The long-term visionary thought is that we have too many ways of controlling the server: through settings, through command line, through the shell, through the API - all these have different semantics, and as a result some configuration is available one way but not the other, leading to problems like these.

I like this approach.

It would be great if we could unify these approaches so that everything is available everywhere. It seems to me like the settings is the most competent one here, and they are read/write from both command line and shell.
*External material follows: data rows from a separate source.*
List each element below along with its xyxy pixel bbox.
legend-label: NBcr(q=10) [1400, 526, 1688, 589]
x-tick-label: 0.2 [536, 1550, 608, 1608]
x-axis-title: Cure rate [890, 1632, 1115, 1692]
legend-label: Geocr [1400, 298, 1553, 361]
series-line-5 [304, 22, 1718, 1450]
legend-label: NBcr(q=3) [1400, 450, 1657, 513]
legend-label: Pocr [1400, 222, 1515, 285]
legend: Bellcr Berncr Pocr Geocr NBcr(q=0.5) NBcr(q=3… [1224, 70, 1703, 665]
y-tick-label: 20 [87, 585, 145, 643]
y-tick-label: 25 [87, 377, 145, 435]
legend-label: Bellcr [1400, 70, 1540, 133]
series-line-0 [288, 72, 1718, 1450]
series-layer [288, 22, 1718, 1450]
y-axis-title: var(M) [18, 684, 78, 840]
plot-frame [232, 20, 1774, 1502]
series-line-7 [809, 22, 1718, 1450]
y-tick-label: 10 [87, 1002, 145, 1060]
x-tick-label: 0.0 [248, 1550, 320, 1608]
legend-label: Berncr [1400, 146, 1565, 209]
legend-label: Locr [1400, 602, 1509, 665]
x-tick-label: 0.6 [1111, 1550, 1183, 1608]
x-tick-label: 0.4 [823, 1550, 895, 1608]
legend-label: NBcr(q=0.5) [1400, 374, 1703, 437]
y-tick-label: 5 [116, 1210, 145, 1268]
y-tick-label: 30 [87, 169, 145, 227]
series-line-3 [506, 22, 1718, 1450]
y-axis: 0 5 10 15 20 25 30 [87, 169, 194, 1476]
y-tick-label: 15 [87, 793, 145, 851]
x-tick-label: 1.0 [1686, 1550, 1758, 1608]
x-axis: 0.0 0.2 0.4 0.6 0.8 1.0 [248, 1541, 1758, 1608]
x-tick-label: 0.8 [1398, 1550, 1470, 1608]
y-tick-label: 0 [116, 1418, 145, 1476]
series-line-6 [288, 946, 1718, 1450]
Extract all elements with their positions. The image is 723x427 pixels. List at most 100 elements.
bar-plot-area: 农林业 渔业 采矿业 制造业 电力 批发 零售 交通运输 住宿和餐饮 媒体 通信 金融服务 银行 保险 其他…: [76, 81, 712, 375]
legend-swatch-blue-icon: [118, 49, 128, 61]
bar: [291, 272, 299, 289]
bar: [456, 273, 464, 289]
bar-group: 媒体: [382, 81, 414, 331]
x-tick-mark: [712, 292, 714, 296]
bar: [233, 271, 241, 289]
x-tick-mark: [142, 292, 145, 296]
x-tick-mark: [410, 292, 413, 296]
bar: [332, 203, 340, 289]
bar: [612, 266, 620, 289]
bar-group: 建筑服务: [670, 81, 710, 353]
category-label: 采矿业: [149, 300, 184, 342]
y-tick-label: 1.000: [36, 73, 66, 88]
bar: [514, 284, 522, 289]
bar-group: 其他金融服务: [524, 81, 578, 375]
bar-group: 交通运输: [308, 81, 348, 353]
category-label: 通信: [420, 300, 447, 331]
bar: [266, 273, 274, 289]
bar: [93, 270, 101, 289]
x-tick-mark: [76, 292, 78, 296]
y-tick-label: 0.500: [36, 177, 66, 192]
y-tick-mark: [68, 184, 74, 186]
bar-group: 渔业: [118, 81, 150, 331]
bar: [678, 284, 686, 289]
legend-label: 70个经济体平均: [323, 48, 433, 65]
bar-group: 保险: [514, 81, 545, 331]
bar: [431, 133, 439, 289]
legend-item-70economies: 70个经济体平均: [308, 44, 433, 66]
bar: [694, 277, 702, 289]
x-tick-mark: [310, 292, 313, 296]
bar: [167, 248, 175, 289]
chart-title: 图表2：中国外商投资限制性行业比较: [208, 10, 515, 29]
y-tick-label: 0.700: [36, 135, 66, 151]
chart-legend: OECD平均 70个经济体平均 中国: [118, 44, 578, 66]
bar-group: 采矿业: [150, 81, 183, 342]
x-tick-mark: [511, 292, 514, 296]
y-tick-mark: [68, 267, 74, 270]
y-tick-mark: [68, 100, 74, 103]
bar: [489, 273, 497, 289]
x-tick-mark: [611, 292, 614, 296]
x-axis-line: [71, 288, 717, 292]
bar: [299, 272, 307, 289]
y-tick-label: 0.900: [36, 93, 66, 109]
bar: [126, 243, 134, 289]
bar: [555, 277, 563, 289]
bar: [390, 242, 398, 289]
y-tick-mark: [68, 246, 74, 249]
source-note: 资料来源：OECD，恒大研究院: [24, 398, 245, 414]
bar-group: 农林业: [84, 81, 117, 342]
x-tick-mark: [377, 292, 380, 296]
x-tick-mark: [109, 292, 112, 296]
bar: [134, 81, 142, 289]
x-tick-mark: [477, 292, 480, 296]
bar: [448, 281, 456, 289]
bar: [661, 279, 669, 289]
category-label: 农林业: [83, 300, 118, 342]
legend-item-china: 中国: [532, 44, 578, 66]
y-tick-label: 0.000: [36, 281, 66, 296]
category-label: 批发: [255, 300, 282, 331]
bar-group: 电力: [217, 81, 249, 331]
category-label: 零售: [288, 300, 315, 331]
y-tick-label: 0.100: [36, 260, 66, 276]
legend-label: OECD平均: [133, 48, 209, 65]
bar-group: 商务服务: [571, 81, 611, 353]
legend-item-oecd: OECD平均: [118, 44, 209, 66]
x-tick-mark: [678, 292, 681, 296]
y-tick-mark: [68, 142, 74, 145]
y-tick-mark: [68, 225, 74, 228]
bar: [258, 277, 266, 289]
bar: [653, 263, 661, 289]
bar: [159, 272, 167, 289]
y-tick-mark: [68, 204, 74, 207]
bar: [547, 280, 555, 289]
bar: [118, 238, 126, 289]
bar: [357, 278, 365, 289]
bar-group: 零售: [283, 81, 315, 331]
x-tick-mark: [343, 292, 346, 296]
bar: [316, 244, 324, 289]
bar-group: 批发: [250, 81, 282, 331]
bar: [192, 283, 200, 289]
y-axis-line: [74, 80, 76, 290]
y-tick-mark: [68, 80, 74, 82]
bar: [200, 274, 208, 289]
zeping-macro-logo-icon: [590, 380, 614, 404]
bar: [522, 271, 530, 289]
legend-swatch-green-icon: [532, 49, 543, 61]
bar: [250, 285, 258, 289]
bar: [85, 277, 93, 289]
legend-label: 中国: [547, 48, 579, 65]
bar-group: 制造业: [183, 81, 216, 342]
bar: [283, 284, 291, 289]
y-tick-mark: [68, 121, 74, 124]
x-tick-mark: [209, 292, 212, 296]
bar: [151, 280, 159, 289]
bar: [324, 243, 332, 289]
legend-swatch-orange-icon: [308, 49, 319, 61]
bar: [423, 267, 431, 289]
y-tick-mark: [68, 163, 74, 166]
So how about turning the reverb parameters into settings?

Oh ... I just realised that there is a -o parameter to define a "setting". I didn't realise that settings (in general) were settable from the command-line, nor that the four reverb parameters are *not* settings. I suppose that means if you want to change them via the API, you can't use settings (as I suggested), but instead you must manually figure out which function to call (fluid_synth_set_reverb). I agree, it would be nice if reverb (and chorus, and probably some other things) were turned into settings.

It could mean we could deprecate APIs like fluid_synth_set_reverb (in favour of settings) as well as command-line commands like rev_setroomsize (in favour of set synth.reverb.roomsize).

That would solve my problem, because I could then use -o synth.reverb.roomsize=0.8. But it still wouldn't let you have a separate "settings file" (if you had a lot of these) to pass to FluidSynth in -F or other times when it won't read from stdin. So I would still like the ability to supply a settings file on the command line (not via stdin). Once reverb is a setting, there are two possibilities for this:
1. Make this file simply a command script that is fed to the command-line interpreter just as if it was send via stdin (as I suggested above), or
2. Make this file a true settings file, which consists of key=value pairs and # comment lines, which modifies the settings.

As long as there are settings to cover all the things you might want to change (e.g., reverb), then I don't see a problem with #2 and I think it would be cleaner.

Hence: There are two separate issues. a) Reverb and chorus (and while we're at it, anything else?) need settings, and b) A way to pass a settings file to FluidSynth without using stdin.